Peygamber Hanımlarının Evlenmesinin Haram Oluşu:
Ayetin ilgili kısmı şu şekildedir:
“Kendisinden sonra hanımlarını nikahlamanız ebediyen söz konusu olmaz. Bu Allah katında çok büyük bir günahtır”
Peygamberimizin eşlerinin diğer müminlere haram olması, Peygamberimizin hanımlarına manevi olarak biçilmiş annelik sıfatındandır. ‘Peygamber eşleri de müminlerin anneleridir.’ (Ahzab, 33/6) Bu ayette, Peygamberimizin hanımlarına karşı edepli, saygılı olma ve onlara karşı nefsani düşünülmeyip nezih düşünülmesi öğretilmiştir. Bir mümin annesine nasıl saygı gösteriyorsa onlara da öyle saygı gösterecek, annesine nasıl nefsi nazarla bakmıyorsa onlara da bakmayacaktır. Zaten, Hz. Peygamberin eşlerinin çoğu ileri yaşlardadır. Genç yaşlarda olan Hz. Aişe gibi annelerimiz ise, Peygamberimizin vefatından sonra ömürlerini İslam’ın tebliğine ve öğretisine adamışlar, bu ideali kendilerine görev biçmişlerdir. Dolayısıyla eşleri açısından da sorun teşkil edici bir durum yoktur.
Meselenin bir diğer hikmeti de, devlet yönetimlerinde vefat eden padişahın eşiyle nikahlanmak, o kişinin devlet yönetiminde söz hakkı elde etmesine hatta padişah olmasına sebep olabilir. Hz. Peygamberin vefatından sonra O’nun herhangi bir eşiyle evlenen kişinin de doğal bir halife adayı olmasının ya da doğal yolla devlet yönetiminde söz sahibi olmasının önü açılacaktır. Ayetin nüzulü ile bu meselenin siyasete konu olmasının önü de kesilmiştir.

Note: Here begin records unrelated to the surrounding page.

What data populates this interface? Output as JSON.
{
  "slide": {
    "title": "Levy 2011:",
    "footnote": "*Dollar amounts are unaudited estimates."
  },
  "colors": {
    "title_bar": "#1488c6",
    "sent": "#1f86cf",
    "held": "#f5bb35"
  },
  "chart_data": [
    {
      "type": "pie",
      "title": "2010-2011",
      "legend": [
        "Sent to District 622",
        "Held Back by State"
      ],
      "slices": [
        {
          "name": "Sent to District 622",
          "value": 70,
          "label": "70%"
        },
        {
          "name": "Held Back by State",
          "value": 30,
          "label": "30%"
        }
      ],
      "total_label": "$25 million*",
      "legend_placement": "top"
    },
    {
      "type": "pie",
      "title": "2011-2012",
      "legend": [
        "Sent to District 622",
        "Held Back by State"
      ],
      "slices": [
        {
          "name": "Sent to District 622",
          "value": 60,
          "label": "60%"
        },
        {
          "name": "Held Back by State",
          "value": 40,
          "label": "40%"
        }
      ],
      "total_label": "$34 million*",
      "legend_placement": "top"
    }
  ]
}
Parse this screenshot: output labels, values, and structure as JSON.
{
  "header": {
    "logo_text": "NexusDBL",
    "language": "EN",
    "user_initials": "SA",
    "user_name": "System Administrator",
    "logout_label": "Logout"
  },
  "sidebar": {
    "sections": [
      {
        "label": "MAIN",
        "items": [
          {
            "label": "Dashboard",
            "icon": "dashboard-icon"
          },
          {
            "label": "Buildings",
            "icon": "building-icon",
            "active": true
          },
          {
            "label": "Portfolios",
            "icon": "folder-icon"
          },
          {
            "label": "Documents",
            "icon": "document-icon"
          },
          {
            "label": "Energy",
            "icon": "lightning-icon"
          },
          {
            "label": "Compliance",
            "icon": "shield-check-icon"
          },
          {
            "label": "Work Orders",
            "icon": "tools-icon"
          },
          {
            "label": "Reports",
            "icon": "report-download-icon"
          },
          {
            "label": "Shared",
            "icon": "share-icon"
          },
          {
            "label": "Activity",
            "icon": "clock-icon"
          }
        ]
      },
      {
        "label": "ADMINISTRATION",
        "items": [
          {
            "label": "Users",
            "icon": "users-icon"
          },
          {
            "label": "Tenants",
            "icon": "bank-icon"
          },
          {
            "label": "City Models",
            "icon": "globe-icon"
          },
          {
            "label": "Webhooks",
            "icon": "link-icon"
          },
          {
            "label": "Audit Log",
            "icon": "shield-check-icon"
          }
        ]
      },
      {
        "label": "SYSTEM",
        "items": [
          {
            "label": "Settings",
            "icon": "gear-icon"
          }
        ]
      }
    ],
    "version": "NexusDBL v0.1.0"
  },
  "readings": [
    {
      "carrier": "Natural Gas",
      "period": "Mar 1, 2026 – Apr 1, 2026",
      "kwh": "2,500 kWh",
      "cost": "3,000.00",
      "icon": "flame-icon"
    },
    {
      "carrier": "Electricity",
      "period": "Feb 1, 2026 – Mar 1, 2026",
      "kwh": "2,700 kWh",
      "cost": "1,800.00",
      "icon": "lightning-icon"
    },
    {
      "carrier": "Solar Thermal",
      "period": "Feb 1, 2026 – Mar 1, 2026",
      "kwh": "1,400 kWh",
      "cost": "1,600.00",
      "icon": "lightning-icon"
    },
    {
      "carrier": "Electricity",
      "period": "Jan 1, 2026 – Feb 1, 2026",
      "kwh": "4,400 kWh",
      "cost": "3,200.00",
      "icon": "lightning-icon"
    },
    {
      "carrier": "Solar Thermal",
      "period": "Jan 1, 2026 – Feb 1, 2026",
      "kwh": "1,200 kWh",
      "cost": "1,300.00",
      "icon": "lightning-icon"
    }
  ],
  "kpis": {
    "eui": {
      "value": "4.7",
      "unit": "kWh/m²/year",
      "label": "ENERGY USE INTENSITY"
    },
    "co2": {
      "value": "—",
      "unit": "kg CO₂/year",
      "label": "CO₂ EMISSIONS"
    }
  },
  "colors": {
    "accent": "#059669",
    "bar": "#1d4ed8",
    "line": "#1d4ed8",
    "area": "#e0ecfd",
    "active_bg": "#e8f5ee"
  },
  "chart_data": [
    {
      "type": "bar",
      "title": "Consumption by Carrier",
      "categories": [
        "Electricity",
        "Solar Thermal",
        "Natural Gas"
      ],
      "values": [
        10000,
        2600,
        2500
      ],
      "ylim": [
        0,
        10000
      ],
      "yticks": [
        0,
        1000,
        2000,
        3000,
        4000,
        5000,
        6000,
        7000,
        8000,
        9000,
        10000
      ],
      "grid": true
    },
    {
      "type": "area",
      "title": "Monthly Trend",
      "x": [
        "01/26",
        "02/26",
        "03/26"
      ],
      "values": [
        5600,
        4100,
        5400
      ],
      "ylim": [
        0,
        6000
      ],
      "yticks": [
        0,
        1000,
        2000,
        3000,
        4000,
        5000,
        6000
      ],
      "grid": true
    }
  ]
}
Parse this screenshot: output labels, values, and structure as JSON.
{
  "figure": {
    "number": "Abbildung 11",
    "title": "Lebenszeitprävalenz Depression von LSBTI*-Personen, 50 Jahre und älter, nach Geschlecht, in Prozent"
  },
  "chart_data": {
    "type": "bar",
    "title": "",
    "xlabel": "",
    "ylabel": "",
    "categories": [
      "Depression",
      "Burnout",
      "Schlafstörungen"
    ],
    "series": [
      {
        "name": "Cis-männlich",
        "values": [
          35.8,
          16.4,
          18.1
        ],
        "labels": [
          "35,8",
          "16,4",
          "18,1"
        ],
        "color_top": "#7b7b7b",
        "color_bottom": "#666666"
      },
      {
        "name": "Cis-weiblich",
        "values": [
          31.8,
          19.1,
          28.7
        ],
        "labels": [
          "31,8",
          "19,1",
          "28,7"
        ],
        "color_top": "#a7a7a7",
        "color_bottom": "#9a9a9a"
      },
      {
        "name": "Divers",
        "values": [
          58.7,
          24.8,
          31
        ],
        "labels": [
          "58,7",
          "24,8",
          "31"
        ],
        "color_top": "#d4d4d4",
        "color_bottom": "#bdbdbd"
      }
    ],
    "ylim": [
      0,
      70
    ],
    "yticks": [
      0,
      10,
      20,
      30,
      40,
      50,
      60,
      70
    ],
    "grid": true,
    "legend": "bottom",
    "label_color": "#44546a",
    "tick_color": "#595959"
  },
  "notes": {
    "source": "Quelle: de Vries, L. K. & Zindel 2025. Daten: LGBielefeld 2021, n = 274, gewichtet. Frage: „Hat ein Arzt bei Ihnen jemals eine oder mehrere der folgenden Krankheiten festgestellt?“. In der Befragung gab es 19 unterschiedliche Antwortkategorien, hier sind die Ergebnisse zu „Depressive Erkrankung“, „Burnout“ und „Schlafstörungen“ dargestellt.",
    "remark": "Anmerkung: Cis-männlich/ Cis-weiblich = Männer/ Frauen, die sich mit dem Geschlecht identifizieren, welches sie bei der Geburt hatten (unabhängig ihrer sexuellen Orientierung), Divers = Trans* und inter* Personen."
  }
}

Ahzab Suresi 6, 50 ve 53. ayetler, yani Peygamberimizin eşlerinin ve eş adaylarının Allah katında değerinin bildirildiği bu ayetler, aynı zamanda geleceğe yönelik insanlar için rehber niteliğinde çok önemli ayetlerdir ki, bir takım sapkın mezhepler, siyasi sebeplerden Peygamberimizin bazı eşlerini küfür ile itham etmiş, kendilerine ağır hakaretlerde bulunmuştur. Allah ise, Peygamber eşleri ve akrabaları hakkında hükmünü Kuran’da ortaya koyarak onların Allah katındaki kıymetini, değerini ifade etmiştir. Bu sapkın mezheplerin konuyla ilgili söylemleri bu ayetler vesilesiyle kıyamete kadar boşa çıkacaktır.
Ahzab Suresi 50. Ayet, Hz. Peygamberin (sav) Evlenebileceği Kadınlar:
“Ey Peygamber! Biz sana mehirlerini verdiğin eşlerini, Allah’ın sana ganimet olarak verdiklerinden elinin altında bulunan kadınları; seninle beraber hicret eden, amcanın kızlarını, halalarının kızlarını, dayının kızlarını ve teyzelerinin kızlarını sana helal kıldık. Ayrıca, diğer mü’minlere değil de, sana has olmak üzere, mehirsiz olarak kendini Peygamber’e bağışlayan, Peygamber’in de kendisini nikâhlamak istediği herhangi bir mü’min kadını da (sana helâl kıldık.)” (Ahzab, 33/50)
“Onlardan (hanımlarından) dilediğini geri bırakırsın, dilediğini yanına alırsın. Uzak durduklarından dilediklerini yanına almanda da sana bir günah yoktur. Bu onların gözlerinin aydın olması, üzülmemeleri ve hepsinin de kendilerine verdiğine razı olmaları için daha uygundur. Allah, kalplerinizdekini bilir. Allah, hakkıyla bilendir, halîmdir. (Hemen cezalandırmaz, mühlet verir.)” (Ahzab, 33/51)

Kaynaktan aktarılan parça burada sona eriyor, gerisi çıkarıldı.